Hanna, 16, has been practising taekwondo for 10 years, and opens the Canadian finals today at Montreal’s Complex Sportif Claude-Robillard.
“He is a very good athlete, disciplined, determined and respectful. If he wins at nationals, it paves the way for him in the next Pan American Games and Junior Olympics,” said Master Trevor Warkentin, who has trained Hanna for 10 years.
“He has a good chance to medal, but he is in the biggest and a very tough division.”
Hanna competes in the lightweight division – under 130 pounds. Walking around at 133-135, he will eat salads for a week and not drink water for a few hours leading up to the weigh-in.
Nationals are a single-elimination event with Olympic style sparring. Once the field gets narrowed down to a top-four, a round robin will begin.
“I’m more focused on the experience of the event rather than how I finish. I try to learn something from each match whether I win or lose,” said Hanna.

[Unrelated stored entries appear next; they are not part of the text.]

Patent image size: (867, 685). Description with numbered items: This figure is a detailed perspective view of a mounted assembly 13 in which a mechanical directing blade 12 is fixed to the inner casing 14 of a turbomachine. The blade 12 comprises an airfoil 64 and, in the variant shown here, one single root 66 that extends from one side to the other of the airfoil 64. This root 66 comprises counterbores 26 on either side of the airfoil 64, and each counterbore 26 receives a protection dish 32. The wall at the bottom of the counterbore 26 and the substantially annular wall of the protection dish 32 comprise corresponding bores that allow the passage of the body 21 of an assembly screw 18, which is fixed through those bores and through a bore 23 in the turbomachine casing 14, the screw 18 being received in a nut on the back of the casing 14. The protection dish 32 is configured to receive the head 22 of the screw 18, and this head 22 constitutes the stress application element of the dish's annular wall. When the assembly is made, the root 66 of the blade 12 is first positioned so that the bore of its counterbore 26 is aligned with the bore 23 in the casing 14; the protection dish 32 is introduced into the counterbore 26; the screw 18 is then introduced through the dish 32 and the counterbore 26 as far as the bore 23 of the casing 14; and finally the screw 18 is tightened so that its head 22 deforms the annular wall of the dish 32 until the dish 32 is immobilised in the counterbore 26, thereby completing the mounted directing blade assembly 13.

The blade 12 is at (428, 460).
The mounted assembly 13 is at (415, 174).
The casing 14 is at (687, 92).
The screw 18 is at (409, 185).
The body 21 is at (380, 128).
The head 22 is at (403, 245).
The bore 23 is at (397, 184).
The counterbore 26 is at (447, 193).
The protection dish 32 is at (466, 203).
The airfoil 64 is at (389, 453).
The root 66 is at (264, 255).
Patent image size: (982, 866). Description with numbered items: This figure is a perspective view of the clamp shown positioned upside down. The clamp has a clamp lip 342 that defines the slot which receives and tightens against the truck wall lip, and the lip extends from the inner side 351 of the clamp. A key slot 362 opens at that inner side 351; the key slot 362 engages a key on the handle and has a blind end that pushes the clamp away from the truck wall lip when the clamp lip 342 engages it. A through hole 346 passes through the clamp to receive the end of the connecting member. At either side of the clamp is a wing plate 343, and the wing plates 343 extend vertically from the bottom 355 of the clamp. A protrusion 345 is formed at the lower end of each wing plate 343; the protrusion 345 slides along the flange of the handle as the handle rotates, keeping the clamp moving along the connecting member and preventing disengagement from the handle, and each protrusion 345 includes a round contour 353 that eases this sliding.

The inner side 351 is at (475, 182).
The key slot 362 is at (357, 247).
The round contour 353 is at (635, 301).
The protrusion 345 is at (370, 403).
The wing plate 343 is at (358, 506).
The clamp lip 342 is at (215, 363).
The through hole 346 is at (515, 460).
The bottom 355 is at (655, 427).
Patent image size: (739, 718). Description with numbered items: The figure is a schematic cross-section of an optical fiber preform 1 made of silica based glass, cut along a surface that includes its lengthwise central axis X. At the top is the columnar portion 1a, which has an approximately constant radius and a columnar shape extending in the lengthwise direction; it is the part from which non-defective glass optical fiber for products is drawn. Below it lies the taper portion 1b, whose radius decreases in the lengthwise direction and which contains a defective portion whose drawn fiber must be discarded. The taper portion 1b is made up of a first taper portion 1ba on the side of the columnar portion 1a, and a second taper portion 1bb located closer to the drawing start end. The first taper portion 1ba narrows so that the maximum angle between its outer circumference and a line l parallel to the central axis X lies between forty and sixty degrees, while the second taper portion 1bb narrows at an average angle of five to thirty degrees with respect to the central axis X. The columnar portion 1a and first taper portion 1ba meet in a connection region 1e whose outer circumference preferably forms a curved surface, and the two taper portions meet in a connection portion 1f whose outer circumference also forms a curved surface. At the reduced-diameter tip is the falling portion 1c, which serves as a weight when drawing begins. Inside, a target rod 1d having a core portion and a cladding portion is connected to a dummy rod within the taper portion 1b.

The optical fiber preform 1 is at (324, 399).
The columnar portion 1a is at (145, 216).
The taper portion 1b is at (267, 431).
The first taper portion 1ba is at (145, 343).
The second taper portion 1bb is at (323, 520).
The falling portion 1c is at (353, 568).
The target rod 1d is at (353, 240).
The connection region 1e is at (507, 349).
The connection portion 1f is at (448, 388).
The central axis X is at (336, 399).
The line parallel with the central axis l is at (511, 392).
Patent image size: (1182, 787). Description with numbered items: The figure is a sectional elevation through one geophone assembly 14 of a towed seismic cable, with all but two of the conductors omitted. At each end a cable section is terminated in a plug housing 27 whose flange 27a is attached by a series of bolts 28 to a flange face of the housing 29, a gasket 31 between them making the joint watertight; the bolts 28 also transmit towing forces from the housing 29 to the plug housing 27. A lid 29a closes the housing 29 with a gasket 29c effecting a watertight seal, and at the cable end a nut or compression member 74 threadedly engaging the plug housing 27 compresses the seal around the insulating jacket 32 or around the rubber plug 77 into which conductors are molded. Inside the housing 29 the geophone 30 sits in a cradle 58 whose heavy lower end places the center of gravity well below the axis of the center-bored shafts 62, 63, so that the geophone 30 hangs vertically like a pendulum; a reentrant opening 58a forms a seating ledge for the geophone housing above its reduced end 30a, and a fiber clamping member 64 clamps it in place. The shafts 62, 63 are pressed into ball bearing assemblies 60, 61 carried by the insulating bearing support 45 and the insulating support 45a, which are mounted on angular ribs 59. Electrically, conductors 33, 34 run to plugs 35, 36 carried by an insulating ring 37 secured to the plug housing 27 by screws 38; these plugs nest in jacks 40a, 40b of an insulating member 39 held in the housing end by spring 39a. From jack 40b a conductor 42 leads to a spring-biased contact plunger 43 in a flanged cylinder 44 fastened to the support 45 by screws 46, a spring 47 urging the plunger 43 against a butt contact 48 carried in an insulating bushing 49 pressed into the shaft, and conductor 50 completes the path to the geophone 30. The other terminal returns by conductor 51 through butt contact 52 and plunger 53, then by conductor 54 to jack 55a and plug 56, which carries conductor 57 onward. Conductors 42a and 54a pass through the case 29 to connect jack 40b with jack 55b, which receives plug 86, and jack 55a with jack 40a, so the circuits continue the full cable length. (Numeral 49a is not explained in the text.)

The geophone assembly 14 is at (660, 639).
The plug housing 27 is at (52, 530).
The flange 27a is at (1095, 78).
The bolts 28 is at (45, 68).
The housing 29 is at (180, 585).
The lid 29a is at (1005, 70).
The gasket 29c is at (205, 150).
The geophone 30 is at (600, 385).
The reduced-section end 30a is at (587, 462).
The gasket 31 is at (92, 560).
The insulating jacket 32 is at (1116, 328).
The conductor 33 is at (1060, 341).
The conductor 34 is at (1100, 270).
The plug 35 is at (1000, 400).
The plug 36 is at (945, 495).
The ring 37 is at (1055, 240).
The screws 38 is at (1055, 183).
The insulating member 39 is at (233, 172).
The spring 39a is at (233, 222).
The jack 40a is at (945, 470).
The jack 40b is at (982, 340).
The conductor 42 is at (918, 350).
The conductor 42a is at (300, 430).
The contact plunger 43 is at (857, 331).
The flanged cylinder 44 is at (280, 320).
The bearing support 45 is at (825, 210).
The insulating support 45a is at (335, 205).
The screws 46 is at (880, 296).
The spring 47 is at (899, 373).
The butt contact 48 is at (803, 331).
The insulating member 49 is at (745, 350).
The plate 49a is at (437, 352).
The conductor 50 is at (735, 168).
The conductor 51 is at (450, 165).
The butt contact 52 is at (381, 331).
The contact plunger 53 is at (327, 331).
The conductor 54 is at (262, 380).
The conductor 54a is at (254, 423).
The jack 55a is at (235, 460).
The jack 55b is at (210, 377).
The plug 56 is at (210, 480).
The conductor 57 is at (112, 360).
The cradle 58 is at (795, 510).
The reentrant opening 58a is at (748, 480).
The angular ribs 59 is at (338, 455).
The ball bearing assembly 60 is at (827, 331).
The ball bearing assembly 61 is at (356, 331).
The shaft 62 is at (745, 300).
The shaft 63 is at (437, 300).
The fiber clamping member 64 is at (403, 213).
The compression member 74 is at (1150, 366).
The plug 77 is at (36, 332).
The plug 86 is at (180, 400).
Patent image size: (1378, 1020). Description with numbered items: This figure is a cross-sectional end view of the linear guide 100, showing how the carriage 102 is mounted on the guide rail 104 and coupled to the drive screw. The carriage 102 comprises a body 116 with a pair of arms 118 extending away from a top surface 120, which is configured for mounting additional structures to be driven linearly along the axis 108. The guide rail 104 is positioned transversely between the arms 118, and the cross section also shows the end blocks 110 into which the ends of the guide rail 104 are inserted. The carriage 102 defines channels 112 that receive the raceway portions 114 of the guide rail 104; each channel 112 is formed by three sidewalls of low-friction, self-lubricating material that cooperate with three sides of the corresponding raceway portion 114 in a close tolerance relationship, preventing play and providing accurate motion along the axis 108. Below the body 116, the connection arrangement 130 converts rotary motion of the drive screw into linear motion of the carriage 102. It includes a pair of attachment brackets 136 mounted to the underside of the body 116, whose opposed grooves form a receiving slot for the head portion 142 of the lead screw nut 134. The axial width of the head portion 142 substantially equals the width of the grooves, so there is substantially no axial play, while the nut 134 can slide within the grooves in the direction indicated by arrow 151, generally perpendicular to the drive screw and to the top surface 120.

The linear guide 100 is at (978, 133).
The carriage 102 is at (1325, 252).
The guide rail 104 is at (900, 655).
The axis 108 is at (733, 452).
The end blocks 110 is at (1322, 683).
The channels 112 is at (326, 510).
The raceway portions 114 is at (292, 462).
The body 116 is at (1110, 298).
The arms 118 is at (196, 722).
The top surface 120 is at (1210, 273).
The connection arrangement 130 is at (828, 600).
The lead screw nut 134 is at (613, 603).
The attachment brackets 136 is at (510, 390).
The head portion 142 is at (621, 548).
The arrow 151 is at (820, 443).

The Olympics have always been the goal for Hanna. With the 2016 Rio de Janeiro games probably out of the question, he is targeting the 2020 Games in Tokyo. He feels like the next eight-12 years is where he will experience his best success.
Ivett Gonda is Hanna’s favourite taekwondo athlete. She is a Canadian gold medalist from the 2011 Pan American Games in Guadalajara, Mexico.
He also watches Steve Lopez compete. Lopez is an American taekwondo athlete who won back-to-back gold medals in the Sydney 2000 and Athens 2004 Olympics.
Hanna trains five nights a week at Kees Taekwondo in Vernon, and heads down to Maple Ridge on the weekends to train with Team B.C.
Training with Team B.C. for more than two years, Hanna has already competed in the 2013 nationals and has travelled to Seattle for the LMA Open and to Portland for the U.S. World Open for tournaments this year. Hanna captured the bronze in Portland.
“I’ve had some success and it’s given me confidence heading into nationals,” said Hanna.
“Matthew has always been good, but he has taken it to another level with all this hard work he has put in,” said Warkentin.
He first was introduced to the sport when he was four and saw his cousin compete in a sparring match.
“I thought it was so cool, I wanted to run out there with him,” said Hanna. “I went to a few practices and I have been hooked ever since.”
Hanna wrapped up his Grade 10 year at Vernon Secondary, but he took Grade 11 classes like chemistry and pre-calculus.
He used to play rugby and volleyball, but dropped them to focus more on taekwondo training.
“I love the discipline and how much the sport has given me through the years,” said Hanna.
“It has taught me loyalty and to always stride to do my best. It has really helped me out in school and other areas of my life.”
Whenever Hanna isn’t training or teaching as a junior instructor at Kees, he enjoys skateboarding and boating at his family cabin.
Taekwondo is one of the most systematic and scientific Korean traditional martial arts that teaches more than physical fighting skills with a big emphasis on kicks.
It was developed during the 1940s and 1950s by various Korean martial artists and is a discipline that shows ways of enhancing one’s spirit and life through training their body and mind.